TRY/USD weakened to 0.0236 on November 19, 2025—equivalent to USD/TRY at 42.3253—as Turkey’s inflation surge to 48.6% YoY in October erodes lira appeal, prompting CBRT’s 100 bps trim to 39.5% despite wage hikes at 30%. This slide—down 16.14% yearly—reflects fiscal strains outpacing buffers, with forecasts eyeing 0.0225 by December per Long Forecast amid EM volatility. As reserves dip to $140 billion, TRY/USD’s inflation-fueled weakness eyes 0.0230 if CPI holds 45%, redefining high-yield crosses in Fed hawkishness.
Ankara’s bind tightens: September CPI at 33.3%—up from 33%—marks first yearly rise in over a year, with PPI at 26.59% signaling persistence, contrasting Fed’s 4.75% pause. Gold’s 7% leap cushions exports—222 tonnes YTD buys—yet tourism lags amid frictions and DXY at 99.45 widening spreads. Political risks amplify, projecting 3.5% GDP if easing continues.

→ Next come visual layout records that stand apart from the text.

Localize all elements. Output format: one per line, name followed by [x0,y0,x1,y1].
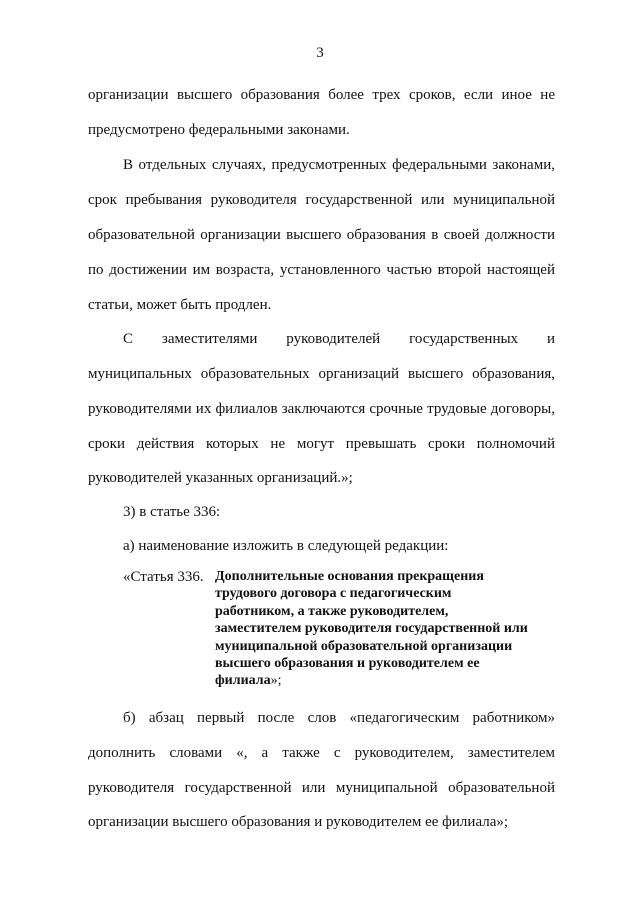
heading-title-line: трудового договора с педагогическим [215,586,452,602]
heading-title-line: высшего образования и руководителем ее [215,656,480,672]
text-line: организации высшего образования более трех сроков, если иное не [88,87,555,103]
text-line: по достижении им возраста, установленного частью второй настоящей [88,262,555,278]
text-line: руководителями их филиалов заключаются срочные трудовые договоры, [88,401,555,417]
heading-title-line: Дополнительные основания прекращения [215,569,484,584]
page-number: 3 [316,45,324,61]
heading-title-line: работником, а также руководителем, [215,603,449,619]
text-line: С заместителями руководителей государственных и [123,331,555,347]
text-line: б) абзац первый после слов «педагогическим работником» [123,710,555,726]
text-line: срок пребывания руководителя государственной или муниципальной [88,192,555,208]
text-line: муниципальных образовательных организаций высшего образования, [88,366,555,382]
text-line: организации высшего образования и руководителем ее филиала»; [88,814,509,830]
text-line: сроки действия которых не могут превышать сроки полномочий [88,436,555,452]
text-line: а) наименование изложить в следующей редакции: [123,538,449,554]
article-heading-prefix: «Статья 336. [123,569,204,585]
text-line: образовательной организации высшего образования в своей должности [88,227,555,243]
text-line: руководителя государственной или муниципальной образовательной [88,780,555,796]
text-line: В отдельных случаях, предусмотренных федеральными законами, [123,157,555,173]
heading-title-line: заместителем руководителя государственной или [215,621,528,637]
heading-suffix: »; [270,673,282,689]
article-heading-title [215,568,575,690]
heading-title-last-line [215,672,575,689]
heading-title-line: филиала [215,673,271,689]
heading-title-line: муниципальной образовательной организации [215,638,513,654]
text-line: 3) в статье 336: [123,504,221,520]
text-line: руководителей указанных организаций.»; [88,470,353,486]
text-line: дополнить словами «, а также с руководителем, заместителем [88,745,555,761]
text-line: предусмотрено федеральными законами. [88,122,350,138]
text-line: статьи, может быть продлен. [88,297,272,313]
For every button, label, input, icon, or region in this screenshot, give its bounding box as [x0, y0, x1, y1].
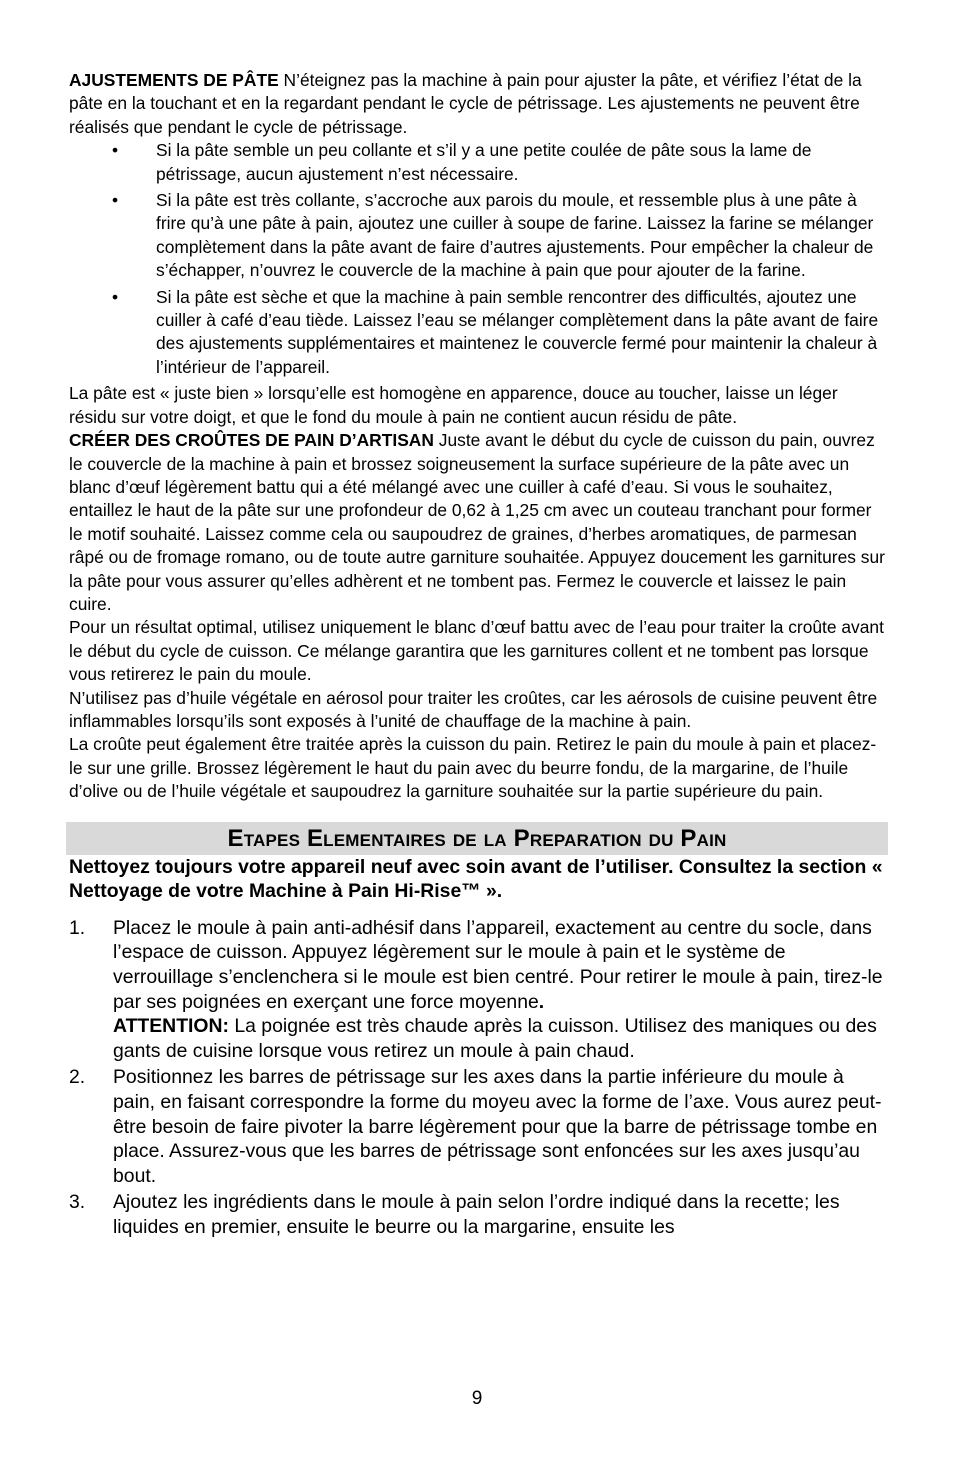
adjustments-paragraph — [69, 69, 889, 139]
dough-adjustments-section — [69, 69, 889, 804]
bullet-item — [69, 189, 889, 283]
bullet-text: Si la pâte semble un peu collante et s’il y a une petite coulée de pâte sous la lame de pétrissage, aucun ajustement n’est nécessaire. — [156, 140, 812, 184]
after-baking-paragraph: La croûte peut également être traitée après la cuisson du pain. Retirez le pain du moule à pain et placez-le sur une grille. Brossez légèrement le haut du pain avec du beurre fondu, de la margarine, de l’huile d’olive ou de l’huile végétale et saupoudrez la garniture souhaitée sur la partie supérieure du pain. — [69, 734, 877, 802]
page-number: 9 — [471, 1388, 483, 1409]
bullet-dot: • — [112, 140, 119, 161]
step-text: Positionnez les barres de pétrissage sur les axes dans la partie inférieure du moule à pain, en faisant correspondre la forme du moyeu avec la forme de l’axe. Vous aurez peut-être besoin de faire pivoter la barre légèrement pour que la barre de pétrissage tombe en place. Assurez-vous que les barres de pétrissage sont enfoncées sur les axes jusqu’au bout. — [113, 1066, 882, 1187]
attention-text: La poignée est très chaude après la cuisson. Utilisez des maniques ou des gants de cuisine lorsque vous retirez un moule à pain chaud. — [113, 1015, 877, 1062]
step-number: 2. — [69, 1066, 86, 1089]
step-item-1 — [69, 916, 889, 1064]
artisan-crust-title: CRÉER DES CROÛTES DE PAIN D’ARTISAN — [69, 430, 434, 451]
step-item-2 — [69, 1065, 889, 1188]
artisan-crust-paragraph — [69, 429, 889, 616]
artisan-crust-text: Juste avant le début du cycle de cuisson du pain, ouvrez le couvercle de la machine à pain et brossez soigneusement la surface supérieure de la pâte avec un blanc d’œuf légèrement battu qui a été mélangé avec une cuiller à café d’eau. Si vous le souhaitez, entaillez le haut de la pâte sur une profondeur de 0,62 à 1,25 cm avec un couteau tranchant pour former le motif souhaité. Laissez comme cela ou saupoudrez de graines, d’herbes aromatiques, de parmesan râpé ou de fromage romano, ou de toute autre garniture souhaitée. Appuyez doucement les garnitures sur la pâte pour vous assurer qu’elles adhèrent et ne tombent pas. Fermez le couvercle et laissez le pain cuire. — [69, 430, 885, 614]
step-text: Ajoutez les ingrédients dans le moule à pain selon l’ordre indiqué dans la recette; les liquides en premier, ensuite le beurre ou la margarine, ensuite les — [113, 1191, 840, 1238]
basic-steps-section — [69, 855, 889, 1240]
bullet-dot: • — [112, 286, 119, 307]
step-number: 1. — [69, 916, 86, 939]
steps-list — [69, 916, 889, 1240]
step-number: 3. — [69, 1191, 86, 1214]
step-period: . — [538, 990, 545, 1013]
adjustments-bullet-list — [69, 139, 889, 379]
bullet-text: Si la pâte est très collante, s’accroche aux parois du moule, et ressemble plus à une pâte à frire qu’à une pâte à pain, ajoutez une cuiller à soupe de farine. Laissez la farine se mélanger complètement dans la pâte avant de faire d’autres ajustements. Pour empêcher la chaleur de s’échapper, n’ouvrez le couvercle de la machine à pain que pour ajouter de la farine. — [156, 190, 874, 281]
step-item-3 — [69, 1190, 889, 1239]
bullet-item — [69, 286, 889, 380]
attention-label: ATTENTION: — [113, 1015, 229, 1038]
bullet-item — [69, 139, 889, 186]
step-text: Placez le moule à pain anti-adhésif dans l’appareil, exactement au centre du socle, dans l’espace de cuisson. Appuyez légèrement sur le moule à pain et le système de verrouillage s’enclenchera si le moule est bien centré. Pour retirer le moule à pain, tirez-le par ses poignées en exerçant une force moyenne — [113, 916, 883, 1013]
page-content — [69, 69, 889, 1242]
no-oil-warning-paragraph: N’utilisez pas d’huile végétale en aérosol pour traiter les croûtes, car les aérosols de cuisine peuvent être inflammables lorsqu’ils sont exposés à l’unité de chauffage de la machine à pain. — [69, 687, 878, 731]
cleaning-intro: Nettoyez toujours votre appareil neuf avec soin avant de l’utiliser. Consultez la section « Nettoyage de votre Machine à Pain Hi-Rise™ ». — [69, 855, 883, 903]
adjustments-text: N’éteignez pas la machine à pain pour ajuster la pâte, et vérifiez l’état de la pâte en la touchant et en la regardant pendant le cycle de pétrissage. Les ajustements ne peuvent être réalisés que pendant le cycle de pétrissage. — [69, 70, 862, 137]
bullet-dot: • — [112, 190, 119, 211]
just-right-paragraph: La pâte est « juste bien » lorsqu’elle est homogène en apparence, douce au toucher, laisse un léger résidu sur votre doigt, et que le fond du moule à pain ne contient aucun résidu de pâte. — [69, 383, 838, 427]
adjustments-title: AJUSTEMENTS DE PÂTE — [69, 70, 279, 90]
section-heading: Etapes Elementaires de la Preparation du Pain — [66, 822, 888, 855]
bullet-text: Si la pâte est sèche et que la machine à pain semble rencontrer des difficultés, ajoutez une cuiller à café d’eau tiède. Laissez l’eau se mélanger complètement dans la pâte avant de faire des ajustements supplémentaires et maintenez le couvercle fermé pour maintenir la chaleur à l’intérieur de l’appareil. — [156, 286, 879, 377]
optimal-result-paragraph: Pour un résultat optimal, utilisez uniquement le blanc d’œuf battu avec de l’eau pour traiter la croûte avant le début du cycle de cuisson. Ce mélange garantira que les garnitures collent et ne tombent pas lorsque vous retirerez le pain du moule. — [69, 617, 884, 685]
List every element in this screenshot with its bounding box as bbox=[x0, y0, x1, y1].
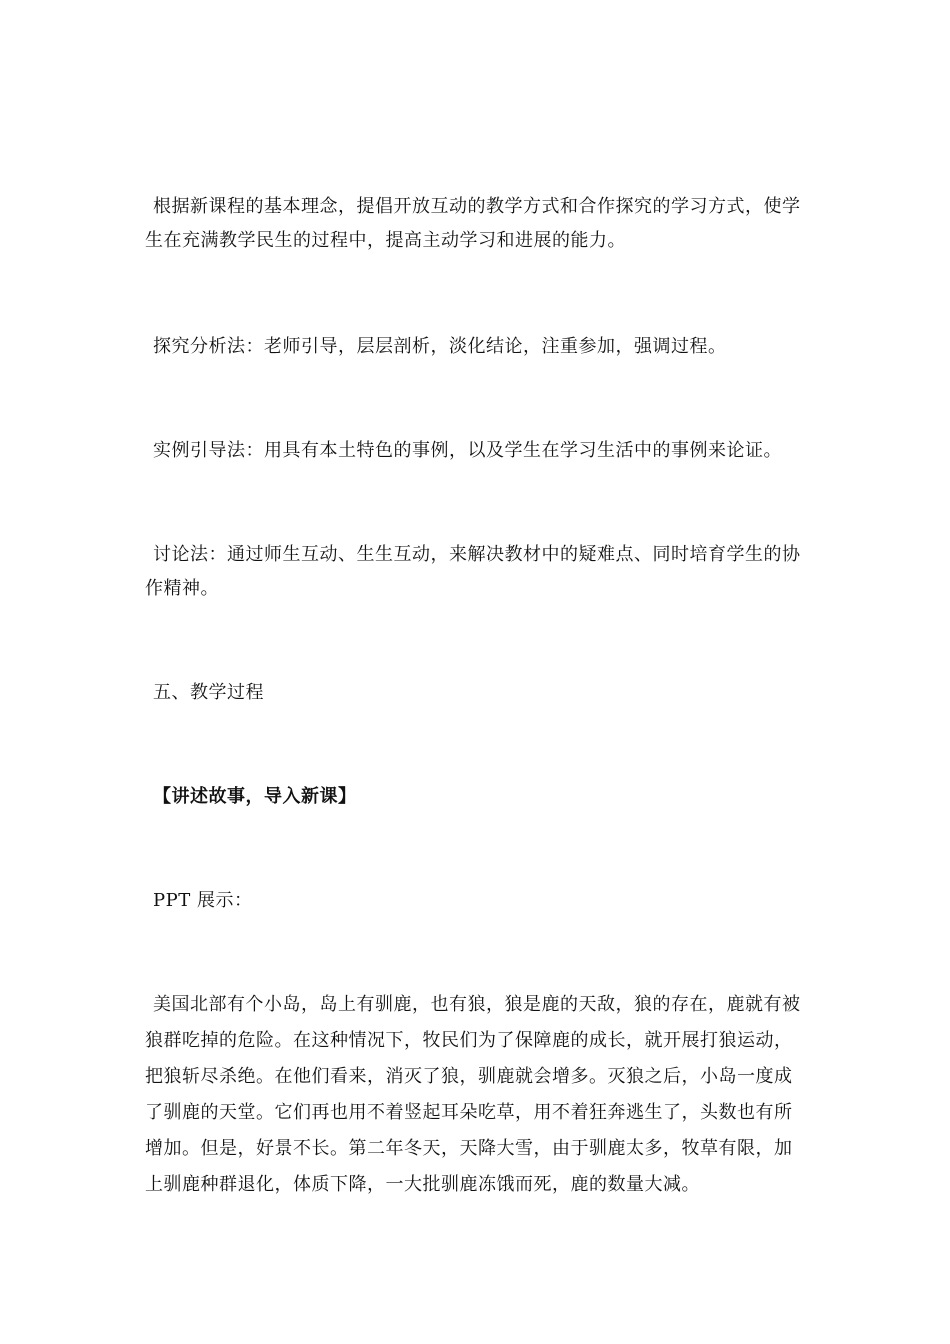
paragraph-discussion-method: 讨论法：通过师生互动、生生互动，来解决教材中的疑难点、同时培育学生的协作精神。 bbox=[145, 544, 801, 599]
ppt-display-label: PPT 展示： bbox=[153, 890, 253, 911]
paragraph-example-guidance-method: 实例引导法：用具有本土特色的事例，以及学生在学习生活中的事例来论证。 bbox=[153, 440, 782, 461]
paragraph-reindeer-story: 美国北部有个小岛，岛上有驯鹿，也有狼，狼是鹿的天敌，狼的存在，鹿就有被狼群吃掉的危险。在这种情况下，牧民们为了保障鹿的成长，就开展打狼运动，把狼斩尽杀绝。在他们看来，消灭了狼，驯鹿就会增多。灭狼之后，小岛一度成了驯鹿的天堂。它们再也用不着竖起耳朵吃草，用不着狂奔逃生了，头数也有所增加。但是，好景不长。第二年冬天，天降大雪，由于驯鹿太多，牧草有限，加上驯鹿种群退化，体质下降，一大批驯鹿冻饿而死，鹿的数量大减。 bbox=[145, 994, 801, 1195]
section-heading-teaching-process: 五、教学过程 bbox=[153, 682, 264, 703]
paragraph-teaching-philosophy: 根据新课程的基本理念，提倡开放互动的教学方式和合作探究的学习方式，使学生在充满教学民生的过程中，提高主动学习和进展的能力。 bbox=[145, 196, 801, 251]
subheading-story-introduction: 【讲述故事，导入新课】 bbox=[153, 786, 357, 807]
paragraph-inquiry-analysis-method: 探究分析法：老师引导，层层剖析，淡化结论，注重参加，强调过程。 bbox=[153, 336, 727, 357]
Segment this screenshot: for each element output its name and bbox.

Technically, TRY/USD‘s descent carves a descending channel from April’s 0.0283 high, RSI at 38 oversold with 23% EM volumes. Support at 0.0230—50-day EMA—resistance at 0.0240 tests November pivot. Sub-0.0225 risks 0.0210 Fib, rebound above 0.0240 eyes 0.0250. Volatility at 15% signals CBRT props.
This lira inflation surge flatlines BIST 100 on bonds, hedging gaps. For traders, spotlights TRY’s vulnerability. Into 2026, TRY/USD narrates erosion: CPI crest versus easing undertow. Heed December 19 CBRT—cuts deepen to 0.0220, etching surge as lira’s inflationary inferno.